Calderón, quien no ha cumplido los cincuenta, echa cuentas y cree que falleció hace unos quince años, aunque nunca dejó de pasarse por el local del partido. “Destacaba por su modestia, desde su ropa hasta su vivienda. Era extremadamente austera y, al mismo tiempo, un encanto de persona. Sobresalía por su militancia activa y siempre animaba a los jóvenes, pero sin tirarse el pisto ni presumir de pasado ni de militancia”.
"Un mito del PCE"
¿Qué fue de aquella bebé y de aquel niño de cuatro años que se llevó a cuestas cuando tuvo que refugiarse en casa de su suegra? ¿Y de la niña que nació en casa de Crecencia, la señora que los acogió cuando iban de pueblo en pueblo arreglando ollas, cacerolas y lebrillos, haciéndose pasar por hojalateros gracias a que Valerio era muy mañoso? Un pasaje de la historia personal de Teo que se pierde tras la detención, el juicio y la condena a muerte de su marido.

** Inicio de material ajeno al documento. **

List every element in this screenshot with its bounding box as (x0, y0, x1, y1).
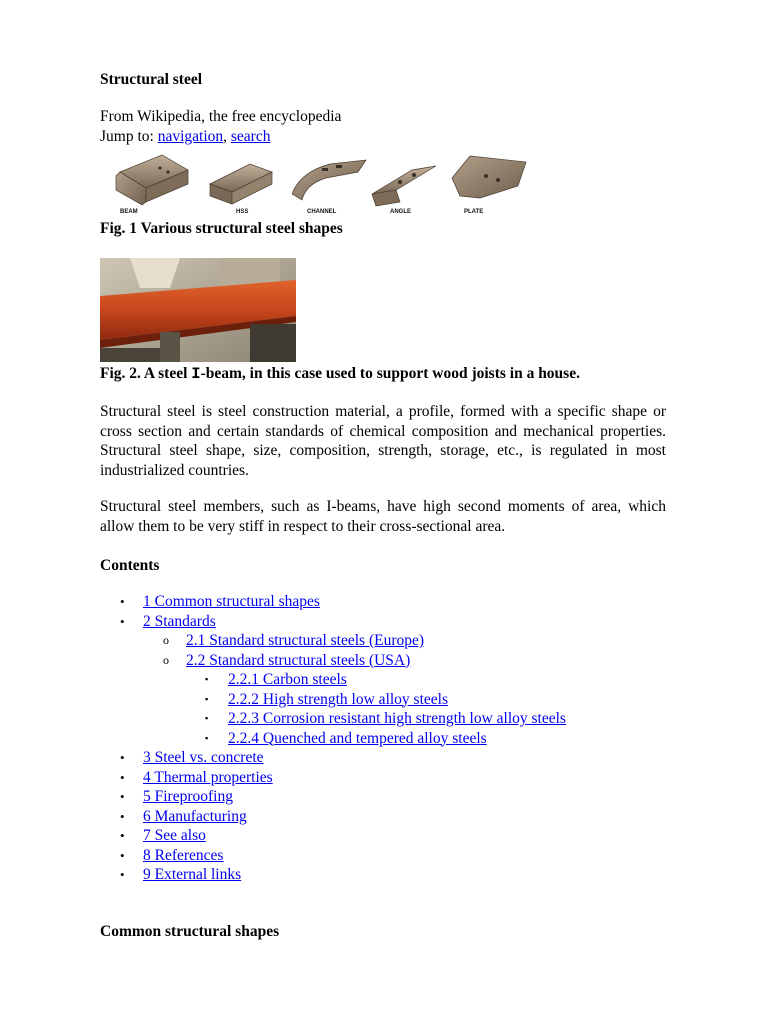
toc-bullet: • (120, 750, 125, 765)
toc-item (100, 865, 700, 885)
figure-1-caption: Fig. 1 Various structural steel shapes (100, 220, 343, 237)
toc-link[interactable]: 2.2.4 Quenched and tempered alloy steels (228, 729, 487, 747)
toc-subsubitem (100, 729, 700, 749)
table-of-contents (100, 592, 700, 885)
jump-to-line (100, 127, 270, 147)
toc-item (100, 748, 700, 768)
toc-item (100, 787, 700, 807)
channel-label: CHANNEL (307, 209, 337, 215)
intro-paragraph: Structural steel is steel construction material, a profile, formed with a specific shape or cross section and certain standards of chemical composition and mechanical properties. Structural steel shape, size, composition, strength, storage, etc., is regulated in most industrialized countries. (100, 403, 666, 479)
tagline: From Wikipedia, the free encyclopedia (100, 108, 342, 125)
toc-bullet: ▪ (205, 693, 209, 704)
figure-2-caption-end: -beam, in this case used to support wood joists in a house. (200, 365, 580, 382)
toc-item (100, 826, 700, 846)
toc-bullet: • (120, 808, 125, 824)
toc-bullet: o (163, 633, 169, 647)
toc-subitem (100, 631, 700, 651)
plate-shape-icon (452, 156, 526, 198)
angle-label: ANGLE (390, 209, 411, 215)
toc-bullet: ▪ (205, 732, 209, 743)
toc-bullet: ▪ (205, 713, 209, 723)
hss-label: HSS (236, 209, 249, 215)
toc-bullet: • (120, 613, 125, 629)
toc-bullet: • (120, 828, 125, 843)
toc-bullet: • (120, 847, 125, 863)
toc-link[interactable]: 4 Thermal properties (143, 768, 273, 786)
toc-item (100, 768, 700, 788)
toc-bullet: o (163, 652, 169, 667)
search-link[interactable]: search (230, 128, 271, 145)
beam-shape-icon (116, 155, 188, 205)
toc-link[interactable]: 9 External links (143, 866, 242, 883)
i-beam-photo (100, 258, 296, 362)
toc-link[interactable]: 6 Manufacturing (143, 807, 247, 825)
figure-2-caption-i-glyph: I (191, 365, 201, 383)
toc-bullet: • (120, 769, 125, 785)
toc-item (100, 846, 700, 866)
channel-shape-icon (292, 160, 366, 200)
second-paragraph: Structural steel members, such as I-beams, have high second moments of area, which allow them to be very stiff in respect to their cross-sectional area. (100, 498, 666, 535)
toc-item (100, 807, 700, 827)
toc-bullet: • (120, 594, 125, 609)
toc-bullet: • (120, 789, 125, 804)
toc-link[interactable]: 2.1 Standard structural steels (Europe) (186, 632, 425, 649)
toc-item (100, 612, 700, 632)
beam-label: BEAM (120, 209, 138, 215)
jump-separator: , (223, 128, 231, 145)
figure-2-caption-start: Fig. 2. A steel (100, 365, 192, 382)
toc-bullet: ▪ (205, 674, 209, 684)
jump-to-label: Jump to: (100, 128, 158, 145)
toc-link[interactable]: 5 Fireproofing (143, 788, 233, 805)
section-heading: Common structural shapes (100, 923, 280, 940)
navigation-link[interactable]: navigation (157, 128, 224, 145)
toc-link[interactable]: 2.2 Standard structural steels (USA) (186, 651, 411, 669)
plate-label: PLATE (464, 209, 484, 215)
toc-link[interactable]: 8 References (143, 846, 224, 864)
toc-subitem (100, 651, 700, 671)
toc-link[interactable]: 3 Steel vs. concrete (143, 749, 264, 766)
toc-link[interactable]: 2 Standards (143, 612, 216, 630)
angle-shape-icon (372, 166, 436, 206)
steel-shapes-figure (100, 150, 540, 218)
toc-bullet: • (120, 867, 125, 882)
contents-heading: Contents (100, 557, 160, 574)
toc-subsubitem (100, 670, 700, 690)
toc-subsubitem (100, 709, 700, 729)
toc-link[interactable]: 1 Common structural shapes (143, 593, 320, 610)
toc-link[interactable]: 2.2.2 High strength low alloy steels (228, 690, 448, 708)
toc-item (100, 592, 700, 612)
toc-link[interactable]: 7 See also (143, 827, 206, 844)
toc-link[interactable]: 2.2.1 Carbon steels (228, 671, 347, 688)
toc-subsubitem (100, 690, 700, 710)
page-title: Structural steel (100, 71, 203, 88)
figure-2-caption (100, 364, 580, 385)
hss-shape-icon (210, 164, 272, 204)
toc-link[interactable]: 2.2.3 Corrosion resistant high strength low alloy steels (228, 710, 566, 727)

Ella rehace su vida en Madrid. Allí conoce a un trabajador de la construcción y militante comunista, Antonio López, con quien se casa y tiene dos hijos. Ella, probablemente, trabaja limpiando casas para sacar adelante a la prole, según sus camaradas de San Blas, donde residirá hasta el final de sus días. Sobrevivió a ambos hijos, Jesús y Antonio, quienes habían heredado su ideología y fallecerían de cáncer, como Andrés Cabrera, una figura del movimiento vecinal de Canillejas.

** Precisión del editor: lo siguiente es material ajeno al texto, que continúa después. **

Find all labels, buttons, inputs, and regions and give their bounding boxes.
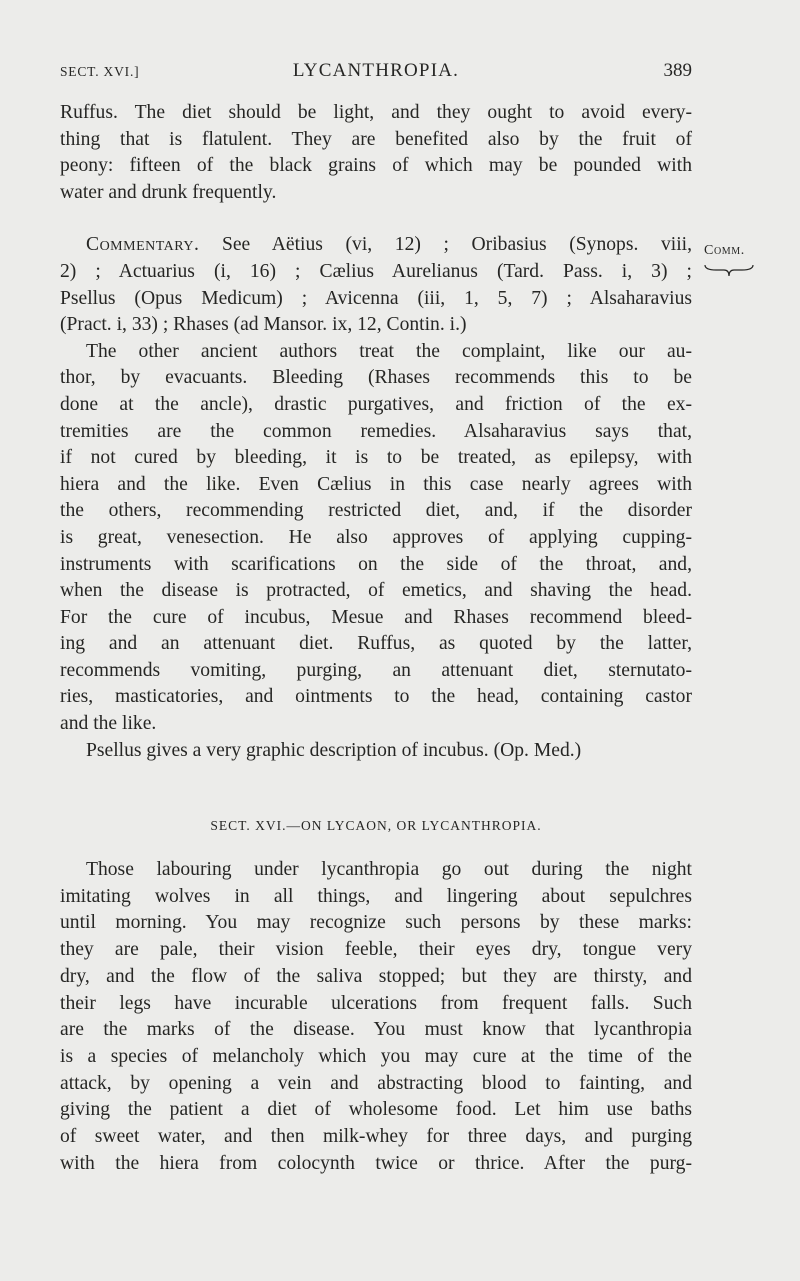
paragraph-commentary <box>60 232 692 338</box>
text-line: thor, by evacuants. Bleeding (Rhases recommends this to be <box>60 367 692 389</box>
text-line: done at the ancle), drastic purgatives, and friction of the ex- <box>60 393 692 415</box>
text-line: Commentary. See Aëtius (vi, 12) ; Oribasius (Synops. viii, <box>86 234 692 256</box>
running-head-section: SECT. XVI.] <box>60 64 140 79</box>
text-line: their legs have incurable ulcerations from frequent falls. Such <box>60 992 692 1014</box>
running-head-title: LYCANTHROPIA. <box>292 60 460 81</box>
page-number: 389 <box>663 60 692 81</box>
text-line: tremities are the common remedies. Alsaharavius says that, <box>60 420 692 442</box>
text-line: is a species of melancholy which you may cure at the time of the <box>60 1045 692 1067</box>
paragraph-diet <box>60 100 692 206</box>
text-line: 2) ; Actuarius (i, 16) ; Cælius Aurelianus (Tard. Pass. i, 3) ; <box>60 260 692 282</box>
text-line: Those labouring under lycanthropia go out during the night <box>86 859 692 880</box>
text-line: when the disease is protracted, of emetics, and shaving the head. <box>60 580 692 602</box>
text-line: (Pract. i, 33) ; Rhases (ad Mansor. ix, 12, Contin. i.) <box>60 314 467 336</box>
text-line: until morning. You may recognize such persons by these marks: <box>60 912 692 934</box>
text-line: if not cured by bleeding, it is to be treated, as epilepsy, with <box>60 447 692 469</box>
text-line: with the hiera from colocynth twice or thrice. After the purg- <box>60 1152 692 1174</box>
text-line: of sweet water, and then milk-whey for three days, and purging <box>60 1126 692 1148</box>
paragraph-lycanthropia <box>60 857 692 1177</box>
body-text-bottom <box>60 857 692 1177</box>
text-line: imitating wolves in all things, and lingering about sepulchres <box>60 885 692 907</box>
text-line: peony: fifteen of the black grains of which may be pounded with <box>60 155 692 177</box>
text-line: For the cure of incubus, Mesue and Rhases recommend bleed- <box>60 606 692 628</box>
text-line: giving the patient a diet of wholesome food. Let him use baths <box>60 1099 692 1121</box>
body-text-top <box>60 100 692 764</box>
paragraph-ancient-authors <box>60 339 692 738</box>
text-line: dry, and the flow of the saliva stopped; but they are thirsty, and <box>60 965 692 987</box>
text-line: Psellus gives a very graphic description of incubus. (Op. Med.) <box>86 739 582 761</box>
text-line: The other ancient authors treat the complaint, like our au- <box>86 340 692 362</box>
text-line: recommends vomiting, purging, an attenuant diet, sternutato- <box>60 659 692 681</box>
running-head <box>60 58 692 88</box>
text-line: Psellus (Opus Medicum) ; Avicenna (iii, 1, 5, 7) ; Alsaharavius <box>60 287 692 309</box>
text-line: and the like. <box>60 713 157 735</box>
section-heading: SECT. XVI.—ON LYCAON, OR LYCANTHROPIA. <box>210 818 542 833</box>
text-line: hiera and the like. Even Cælius in this case nearly agrees with <box>60 473 692 495</box>
text-line: thing that is flatulent. They are benefited also by the fruit of <box>60 128 692 150</box>
text-line: the others, recommending restricted diet, and, if the disorder <box>60 500 692 522</box>
text-line: attack, by opening a vein and abstracting blood to fainting, and <box>60 1072 692 1094</box>
text-line: they are pale, their vision feeble, their eyes dry, tongue very <box>60 939 692 961</box>
margin-note: Comm. <box>704 243 745 258</box>
text-line: water and drunk frequently. <box>60 181 277 203</box>
text-line: ing and an attenuant diet. Ruffus, as quoted by the latter, <box>60 633 692 655</box>
commentary-label: Commentary. <box>86 234 200 256</box>
text-line: ries, masticatories, and ointments to the head, containing castor <box>60 686 692 708</box>
text-line: are the marks of the disease. You must know that lycanthropia <box>60 1019 692 1041</box>
text-line: instruments with scarifications on the side of the throat, and, <box>60 553 692 575</box>
text-line: is great, venesection. He also approves of applying cupping- <box>60 526 692 548</box>
margin-brace-icon <box>704 264 754 278</box>
text-line: Ruffus. The diet should be light, and they ought to avoid every- <box>60 102 692 123</box>
paragraph-psellus <box>60 738 692 765</box>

Julián Escribano traza a sus setenta y siete años una sentida semblanza de Teo. “Era seria, combativa y muy dada al pueblo y a la gente. En los setenta y ochenta, gozaba de una gran reputación en el barrio y era un mito entre las mujeres comunistas”, recuerda este militante del PCE de San Blas, en cuya sede su marido atendía el bar.
“Fíjate que integridad tenía que, antes de irse a casa, Antonio se miraba los bolsillos. O sea, que se registraba a sí mismo, no fuese a ser que se llevase algún cambio que no le correspondía”, añade Valentín Calderón. Ella era muy querida entre sus camaradas, aunque desconocida para muchos vecinos. “Un barrio obrero no significa que sea netamente de izquierdas. De hecho, hay mucha más conciencia comunista en otras zonas”, matiza Escribano. “Sin embargo, Teo, pese a no haber estudiado, estaba muy politizada y sí que la tenía”.
Ella hablaba con criterio y sus palabras sonaban con firmeza. “En cambio, no ocupaba cargos dirigentes, ni lo pretendía. Ejercía, eso sí, de conciencia moral entre los más jóvenes, pero sin pretensiones”, apunta Julián Escribano. “Nunca se permitió un consejo más allá del ánimo”, corrobora Calderón.
Lo hacía sin apelar a su currículo, impregnado de polvo y sangre, redactado en la topera y en la cárcel. “No contaba por lo que había pasado, porque el presente y el futuro siempre priman más que el pasado. Pese a que es fundamental conocer la historia para no repetir los errores, le importaban los problemas del momento”.
Teodomira Gallardo, “una mujer enérgica, tajante y fuerte, porque así la hizo la vida”.
Teodomira, “discreta, como otros cientos de compañeras, aunque ella era ejemplar: un mito del PCE”.
Teo, una leyenda tan humilde y prudente que ni en su madriguera comunista de San Blas sabían que fue la única mujer topo de España.